Award will be used to create new vaccines, therapeutics and nanomaterials from computer-designed proteins made from scratch.

The Institute for Protein Design at the University of Washington School of Medicine in Seattle has been awarded $45 million from the Audacious Project.  It is the largest award the institute has ever received.

The Audacious Project pools the support of major philanthropies to fund bold initiatives to address major global problems.

The Bill & Melinda Gates Foundation, MacArthur Foundation and Craig & Susan McCaw Foundation are just some of the Audacious Project’s supporters.

The project grew out of the TED Prize, which was organized by TED, the non-profit that produces the popular TED Talks video series. 

The UW institute will use the funds to establish a core team of software engineers to work with scientists to advance protein design software, add three new tenure-track professors and five acting instructors to the institute’s team, support 45 additional postdoctoral fellows, graduate students and staff scientists from around the world.  

The Audacious investment will also fund the equipment, supplies, and laboratory space needed to design, build, and characterize millions of synthetic proteins,

David Baker, the institute’s director as well as a UW School of Medicine professor of biochemistry and Howard Hughes Medical Institute investigator, said the goal of the initiative is to create a “Bell Labs of protein design,” referring to the Bell Telephone Laboratories.

Bell Lab scientists and engineers are credited with inventing such technologies as the transistor, the laser and the charged-couple device as well as the Unix operating system and the programming languages C and C++.

“We hope to attract the best and brightest in the world to the IPD hub to work on what we believe is going to be a protein-design revolution,” Baker said. 

IPD researchers use computer software to design entirely novel proteins from scratch.
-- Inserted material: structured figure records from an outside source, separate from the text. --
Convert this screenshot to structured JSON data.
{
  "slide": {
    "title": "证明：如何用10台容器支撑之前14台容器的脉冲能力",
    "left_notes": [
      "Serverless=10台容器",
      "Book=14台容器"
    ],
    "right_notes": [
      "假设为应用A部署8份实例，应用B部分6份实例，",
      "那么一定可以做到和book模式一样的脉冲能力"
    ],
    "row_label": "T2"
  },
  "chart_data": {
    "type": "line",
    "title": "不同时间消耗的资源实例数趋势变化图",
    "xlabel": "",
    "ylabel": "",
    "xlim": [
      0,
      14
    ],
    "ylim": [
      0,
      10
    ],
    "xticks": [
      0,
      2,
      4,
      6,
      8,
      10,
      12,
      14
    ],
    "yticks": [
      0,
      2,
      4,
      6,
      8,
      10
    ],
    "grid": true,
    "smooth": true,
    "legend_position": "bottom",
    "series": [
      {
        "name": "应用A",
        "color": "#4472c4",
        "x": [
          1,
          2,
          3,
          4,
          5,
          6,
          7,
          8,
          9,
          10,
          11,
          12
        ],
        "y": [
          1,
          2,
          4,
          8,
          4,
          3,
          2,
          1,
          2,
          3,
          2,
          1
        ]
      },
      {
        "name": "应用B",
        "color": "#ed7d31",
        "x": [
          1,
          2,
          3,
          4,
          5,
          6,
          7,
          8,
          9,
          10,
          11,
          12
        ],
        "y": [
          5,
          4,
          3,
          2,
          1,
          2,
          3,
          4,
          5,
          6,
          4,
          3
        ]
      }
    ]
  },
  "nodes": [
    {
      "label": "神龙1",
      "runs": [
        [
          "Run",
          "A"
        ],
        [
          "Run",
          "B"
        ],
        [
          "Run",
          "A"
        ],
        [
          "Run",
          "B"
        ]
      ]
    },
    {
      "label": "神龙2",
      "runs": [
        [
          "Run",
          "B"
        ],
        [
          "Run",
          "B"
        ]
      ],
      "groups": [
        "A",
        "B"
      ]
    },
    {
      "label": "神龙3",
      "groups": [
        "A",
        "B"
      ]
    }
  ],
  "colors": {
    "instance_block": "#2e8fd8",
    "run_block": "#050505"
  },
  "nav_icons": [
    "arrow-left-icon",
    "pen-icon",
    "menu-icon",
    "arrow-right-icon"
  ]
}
These custom-designed proteins cannot only perform many of the functions of naturally occurring proteins but can perform entirely novel functions that naturally occurring proteins cannot. 

“For many years, when protein researchers wanted to solve a problem, they looked to nature for a protein that did something close to what they wanted and then they would try to make small changes to it,” Baker said. “It’s similar how our stone-age ancestors developed their technology: if you wanted to dig a hole you went looking for a bone that was roughly the right shape and you sharpened it a bit.”
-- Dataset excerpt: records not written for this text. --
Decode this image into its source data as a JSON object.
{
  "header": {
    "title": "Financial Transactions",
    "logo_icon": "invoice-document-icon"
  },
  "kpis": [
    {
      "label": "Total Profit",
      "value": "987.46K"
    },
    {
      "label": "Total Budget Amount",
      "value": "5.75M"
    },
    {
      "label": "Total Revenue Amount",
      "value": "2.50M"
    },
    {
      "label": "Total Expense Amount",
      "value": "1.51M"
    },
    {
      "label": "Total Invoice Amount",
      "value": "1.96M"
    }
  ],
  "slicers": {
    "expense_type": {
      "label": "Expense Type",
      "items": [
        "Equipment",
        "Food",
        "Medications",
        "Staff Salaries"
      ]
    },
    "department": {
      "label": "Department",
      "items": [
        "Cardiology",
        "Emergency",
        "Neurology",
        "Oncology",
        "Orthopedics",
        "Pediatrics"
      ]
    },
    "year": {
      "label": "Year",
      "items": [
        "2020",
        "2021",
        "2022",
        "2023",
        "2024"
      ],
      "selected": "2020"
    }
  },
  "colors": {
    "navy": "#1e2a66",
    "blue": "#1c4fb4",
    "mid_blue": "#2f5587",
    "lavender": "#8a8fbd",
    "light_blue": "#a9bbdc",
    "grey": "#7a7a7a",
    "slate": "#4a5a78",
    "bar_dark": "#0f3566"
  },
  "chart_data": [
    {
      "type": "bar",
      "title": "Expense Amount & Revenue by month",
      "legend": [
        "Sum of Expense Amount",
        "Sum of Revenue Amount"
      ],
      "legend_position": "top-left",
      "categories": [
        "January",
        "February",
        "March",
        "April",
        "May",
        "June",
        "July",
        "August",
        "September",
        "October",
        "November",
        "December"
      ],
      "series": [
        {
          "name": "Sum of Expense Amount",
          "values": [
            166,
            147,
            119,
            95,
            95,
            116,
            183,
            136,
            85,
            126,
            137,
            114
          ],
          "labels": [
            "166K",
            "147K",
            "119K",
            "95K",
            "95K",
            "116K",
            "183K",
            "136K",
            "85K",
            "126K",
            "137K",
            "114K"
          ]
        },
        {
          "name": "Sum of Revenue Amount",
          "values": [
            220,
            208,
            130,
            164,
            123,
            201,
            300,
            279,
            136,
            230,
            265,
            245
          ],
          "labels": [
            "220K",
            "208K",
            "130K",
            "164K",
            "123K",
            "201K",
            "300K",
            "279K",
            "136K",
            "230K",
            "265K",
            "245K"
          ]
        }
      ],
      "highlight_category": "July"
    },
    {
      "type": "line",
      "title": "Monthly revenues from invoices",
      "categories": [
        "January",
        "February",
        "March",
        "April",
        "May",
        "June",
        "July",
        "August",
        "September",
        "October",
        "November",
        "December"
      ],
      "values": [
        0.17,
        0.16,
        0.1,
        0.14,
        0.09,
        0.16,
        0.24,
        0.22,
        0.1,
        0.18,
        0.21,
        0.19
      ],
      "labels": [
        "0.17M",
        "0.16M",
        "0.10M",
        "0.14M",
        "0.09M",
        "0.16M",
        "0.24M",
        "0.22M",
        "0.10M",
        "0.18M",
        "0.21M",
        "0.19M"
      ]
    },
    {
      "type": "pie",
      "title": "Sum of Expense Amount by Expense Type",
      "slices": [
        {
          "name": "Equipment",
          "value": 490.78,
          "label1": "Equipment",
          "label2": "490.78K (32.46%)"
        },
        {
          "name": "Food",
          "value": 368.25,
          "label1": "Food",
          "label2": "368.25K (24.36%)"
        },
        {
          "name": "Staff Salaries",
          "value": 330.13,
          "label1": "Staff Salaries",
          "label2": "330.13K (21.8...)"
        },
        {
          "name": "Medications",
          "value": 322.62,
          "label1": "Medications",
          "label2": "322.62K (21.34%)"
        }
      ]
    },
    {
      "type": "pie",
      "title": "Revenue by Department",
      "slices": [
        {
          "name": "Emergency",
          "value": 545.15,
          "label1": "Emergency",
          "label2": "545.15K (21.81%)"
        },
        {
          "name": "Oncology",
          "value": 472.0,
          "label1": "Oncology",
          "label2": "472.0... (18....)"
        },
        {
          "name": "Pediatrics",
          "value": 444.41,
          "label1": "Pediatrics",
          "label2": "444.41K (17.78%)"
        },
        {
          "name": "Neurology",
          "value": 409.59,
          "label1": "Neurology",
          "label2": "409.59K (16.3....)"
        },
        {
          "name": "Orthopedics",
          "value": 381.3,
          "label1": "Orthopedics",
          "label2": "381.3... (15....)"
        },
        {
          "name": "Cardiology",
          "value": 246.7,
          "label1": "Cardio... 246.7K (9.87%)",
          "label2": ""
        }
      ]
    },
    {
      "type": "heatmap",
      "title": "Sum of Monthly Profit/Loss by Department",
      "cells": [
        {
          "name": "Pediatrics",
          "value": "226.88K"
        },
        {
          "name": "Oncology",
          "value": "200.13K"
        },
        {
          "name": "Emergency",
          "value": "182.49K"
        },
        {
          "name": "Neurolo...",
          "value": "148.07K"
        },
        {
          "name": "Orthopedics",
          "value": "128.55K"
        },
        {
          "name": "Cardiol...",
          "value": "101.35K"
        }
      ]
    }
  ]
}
“What we do at the institute is first determine what a protein needed to do a certain task would look like, say to serve as an enzyme, and then, using the Rosetta computer software developed at IPD, identify the amino acid sequence that will give us a protein that can do that task,” he said.

The approach allows researchers to move beyond the limitations of proteins that were created by evolution over millions of years of trial and error, Baker said.

In recent years, IPD researchers have developed such promising therapeutics as a miniprotein that can neutralize the flu virus, an enzyme that degrades gluten in the stomach and which is now in clinical trials as a potential treatment for celiac disease, and a first-of-its-kind nanoparticle vaccine candidate for respiratory syncytial virus (RSV), which is second only to malaria as a cause of infant mortality worldwide.

IPD will use the Audacious Project funds will be used to address five main challenges

1. The development of a “universal” flu vaccine to protect against all strains of influenza.
2. The development of drugs for chronic pain and neurogenerative disease, including the development proteins incorporating amino acids found in naturally occurring proteins, which will give the proteins novel properties and capabilities.
3. The development of precision protein “delivery vehicles” that will transport genetic therapies only to cells needing treatment.
4. The development of new developing “smart” proteins capable of determing whether a cell is healthy or diseased so that only targeted cells are treated.
5. Enlisting nanoscale patterning to create to create nanomaterials of unusual strength and flexibility and capable of performing such functions as the capturing and storing solar energy.